2022 papers
Published:
Paper 3: Effect sizes of causal variants for gene expression and complex traits differ between populations. Patel et al 2021.
Looking at admixed individuals to ask: do effect sizes of causal variants differ between populations? Foudn that local ancestry does improve variance explained in admixed individuals. Used a clever trick looking only at European ancestry regions in admixed individuals to compare effect sizes between EUR and AFR populations–effect sizes are significantly different for gene expression.
Paper 2: Mutation saturation for fitness effects at human CpG sites.
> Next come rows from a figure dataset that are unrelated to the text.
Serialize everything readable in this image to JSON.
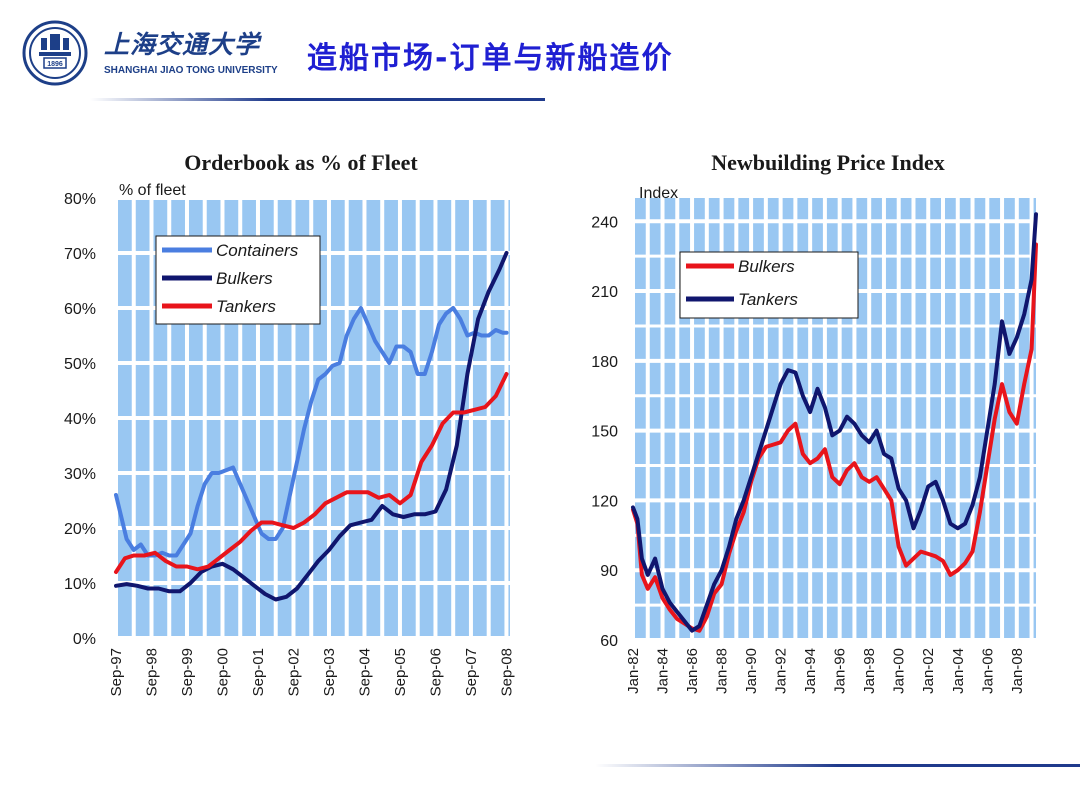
{
  "header": {
    "logo_cn": "上海交通大学",
    "logo_en": "SHANGHAI  JIAO TONG  UNIVERSITY",
    "logo_year": "1896",
    "title": "造船市场-订单与新船造价"
  },
  "colors": {
    "plot_bg": "#99c7f2",
    "grid": "#ffffff",
    "containers": "#4a7ee0",
    "bulkers_navy": "#10166e",
    "tankers_red": "#e8141b",
    "title_blue": "#1f1fd2"
  },
  "chart_data": [
    {
      "type": "line",
      "title": "Orderbook as % of Fleet",
      "ylabel": "% of fleet",
      "ylim": [
        0,
        80
      ],
      "yticks": [
        "0%",
        "10%",
        "20%",
        "30%",
        "40%",
        "50%",
        "60%",
        "70%",
        "80%"
      ],
      "yvalues": [
        0,
        10,
        20,
        30,
        40,
        50,
        60,
        70,
        80
      ],
      "xlim": [
        0,
        11.1
      ],
      "xticks": [
        "Sep-97",
        "Sep-98",
        "Sep-99",
        "Sep-00",
        "Sep-01",
        "Sep-02",
        "Sep-03",
        "Sep-04",
        "Sep-05",
        "Sep-06",
        "Sep-07",
        "Sep-08"
      ],
      "legend_position": "top-left",
      "series": [
        {
          "name": "Containers",
          "color": "#4a7ee0",
          "x": [
            0,
            0.15,
            0.3,
            0.5,
            0.7,
            0.9,
            1.1,
            1.3,
            1.5,
            1.7,
            1.9,
            2.1,
            2.3,
            2.5,
            2.7,
            2.9,
            3.1,
            3.3,
            3.5,
            3.7,
            3.9,
            4.1,
            4.3,
            4.5,
            4.7,
            4.9,
            5.1,
            5.3,
            5.5,
            5.7,
            5.9,
            6.1,
            6.3,
            6.5,
            6.7,
            6.9,
            7.1,
            7.3,
            7.5,
            7.7,
            7.9,
            8.1,
            8.3,
            8.5,
            8.7,
            8.9,
            9.1,
            9.3,
            9.5,
            9.7,
            9.9,
            10.1,
            10.3,
            10.5,
            10.7,
            10.9,
            11.0
          ],
          "y": [
            26,
            22,
            18,
            16,
            17,
            15,
            15,
            15.5,
            15,
            15,
            17,
            19,
            24,
            28,
            30,
            30,
            30.5,
            31,
            28,
            25,
            22,
            19,
            18,
            18,
            20,
            26,
            32,
            38,
            43,
            47,
            48,
            49.5,
            50,
            55,
            58,
            60,
            57,
            54,
            52,
            50,
            53,
            53,
            52,
            48,
            48,
            52,
            57,
            59,
            60,
            58,
            55,
            55.5,
            55,
            55,
            56,
            55.5,
            55.5
          ]
        },
        {
          "name": "Bulkers",
          "color": "#10166e",
          "x": [
            0,
            0.3,
            0.6,
            0.9,
            1.2,
            1.5,
            1.8,
            2.1,
            2.4,
            2.7,
            3.0,
            3.3,
            3.6,
            3.9,
            4.2,
            4.5,
            4.8,
            5.1,
            5.4,
            5.7,
            6.0,
            6.3,
            6.6,
            6.9,
            7.2,
            7.5,
            7.8,
            8.1,
            8.4,
            8.7,
            9.0,
            9.3,
            9.6,
            9.9,
            10.2,
            10.5,
            10.8,
            11.0
          ],
          "y": [
            9.5,
            9.8,
            9.5,
            9,
            9,
            8.5,
            8.5,
            10,
            12,
            13,
            13.5,
            12.5,
            11,
            9.5,
            8,
            7,
            7.5,
            9,
            11.5,
            14,
            16,
            18.5,
            20.5,
            21,
            21.5,
            24,
            22.5,
            22,
            22.5,
            22.5,
            23,
            27,
            35,
            48,
            58,
            63,
            67,
            70
          ]
        },
        {
          "name": "Tankers",
          "color": "#e8141b",
          "x": [
            0,
            0.25,
            0.5,
            0.8,
            1.1,
            1.4,
            1.7,
            2.0,
            2.3,
            2.6,
            2.9,
            3.2,
            3.5,
            3.8,
            4.1,
            4.4,
            4.7,
            5.0,
            5.3,
            5.6,
            5.9,
            6.2,
            6.5,
            6.8,
            7.1,
            7.4,
            7.7,
            8.0,
            8.3,
            8.6,
            8.9,
            9.2,
            9.5,
            9.8,
            10.1,
            10.4,
            10.7,
            11.0
          ],
          "y": [
            12,
            14.5,
            15,
            15,
            15.5,
            14,
            13,
            13,
            12.5,
            13,
            14.5,
            16,
            17.5,
            19.5,
            21,
            21,
            20.5,
            20,
            21,
            22.5,
            24.5,
            25.5,
            26.5,
            26.5,
            26.5,
            25.5,
            26,
            24.5,
            26,
            32,
            35,
            39,
            41,
            41,
            41.5,
            42,
            44,
            48
          ]
        }
      ]
    },
    {
      "type": "line",
      "title": "Newbuilding Price Index",
      "ylabel": "Index",
      "ylim": [
        60,
        250
      ],
      "yticks": [
        "60",
        "90",
        "120",
        "150",
        "180",
        "210",
        "240"
      ],
      "yvalues": [
        60,
        90,
        120,
        150,
        180,
        210,
        240
      ],
      "xlim": [
        0,
        27.3
      ],
      "xticks": [
        "Jan-82",
        "Jan-84",
        "Jan-86",
        "Jan-88",
        "Jan-90",
        "Jan-92",
        "Jan-94",
        "Jan-96",
        "Jan-98",
        "Jan-00",
        "Jan-02",
        "Jan-04",
        "Jan-06",
        "Jan-08"
      ],
      "legend_position": "top-right",
      "series": [
        {
          "name": "Bulkers",
          "color": "#e8141b",
          "x": [
            0,
            0.3,
            0.6,
            1.0,
            1.5,
            2.0,
            2.5,
            3.0,
            3.5,
            4.0,
            4.5,
            5.0,
            5.5,
            6.0,
            6.5,
            7.0,
            7.5,
            8.0,
            8.5,
            9.0,
            9.5,
            10.0,
            10.5,
            11.0,
            11.5,
            12.0,
            12.5,
            13.0,
            13.5,
            14.0,
            14.5,
            15.0,
            15.5,
            16.0,
            16.5,
            17.0,
            17.5,
            18.0,
            18.5,
            19.0,
            19.5,
            20.0,
            20.5,
            21.0,
            21.5,
            22.0,
            22.5,
            23.0,
            23.5,
            24.0,
            24.5,
            25.0,
            25.5,
            26.0,
            26.5,
            27.0,
            27.3
          ],
          "y": [
            116,
            110,
            88,
            82,
            87,
            78,
            73,
            69,
            67,
            65,
            64,
            70,
            80,
            84,
            97,
            107,
            115,
            128,
            138,
            143,
            144,
            145,
            150,
            153,
            140,
            136,
            138,
            142,
            130,
            127,
            133,
            136,
            130,
            128,
            130,
            125,
            120,
            100,
            92,
            95,
            98,
            97,
            96,
            94,
            88,
            90,
            93,
            98,
            115,
            135,
            155,
            170,
            158,
            153,
            170,
            185,
            230
          ]
        },
        {
          "name": "Tankers",
          "color": "#10166e",
          "x": [
            0,
            0.3,
            0.6,
            1.0,
            1.5,
            2.0,
            2.5,
            3.0,
            3.5,
            4.0,
            4.5,
            5.0,
            5.5,
            6.0,
            6.5,
            7.0,
            7.5,
            8.0,
            8.5,
            9.0,
            9.5,
            10.0,
            10.5,
            11.0,
            11.5,
            12.0,
            12.5,
            13.0,
            13.5,
            14.0,
            14.5,
            15.0,
            15.5,
            16.0,
            16.5,
            17.0,
            17.5,
            18.0,
            18.5,
            19.0,
            19.5,
            20.0,
            20.5,
            21.0,
            21.5,
            22.0,
            22.5,
            23.0,
            23.5,
            24.0,
            24.5,
            25.0,
            25.5,
            26.0,
            26.5,
            27.0,
            27.3
          ],
          "y": [
            117,
            112,
            95,
            88,
            95,
            82,
            76,
            72,
            68,
            64,
            66,
            75,
            84,
            90,
            100,
            112,
            120,
            130,
            140,
            150,
            160,
            170,
            176,
            175,
            165,
            158,
            168,
            160,
            148,
            150,
            156,
            153,
            148,
            145,
            150,
            140,
            138,
            125,
            120,
            108,
            116,
            126,
            128,
            120,
            110,
            108,
            110,
            118,
            130,
            150,
            170,
            197,
            183,
            190,
            200,
            215,
            243
          ]
        }
      ]
    }
  ]
}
Agarwal et al 2021.
Methylated CpG sites are close to saturated at current human genome/exome sample sizes (incredibly cool) which allows us to ask cool questions about selection on these. When your samples sizes are large enough, the absence of a mutation/variant is enough to say something about its functional importance. The paper also performs interesting ways to estimate limits on the number of generations captured by a population of X individuals.
Paper 1: Large-scale integration of the plasma proteome with genetics and disease. Ferkingstad et al 2021.
A huge pQTL association gives us 1) a valuable new dataset to identify disease-associated genes by adding in protein expression levels into the mix with gene expression levels. 2) Gives an insight that could be useful: tissue-specific genes can be identified even in a tissue like blood when measuring pQTLs (proteins move between tissues).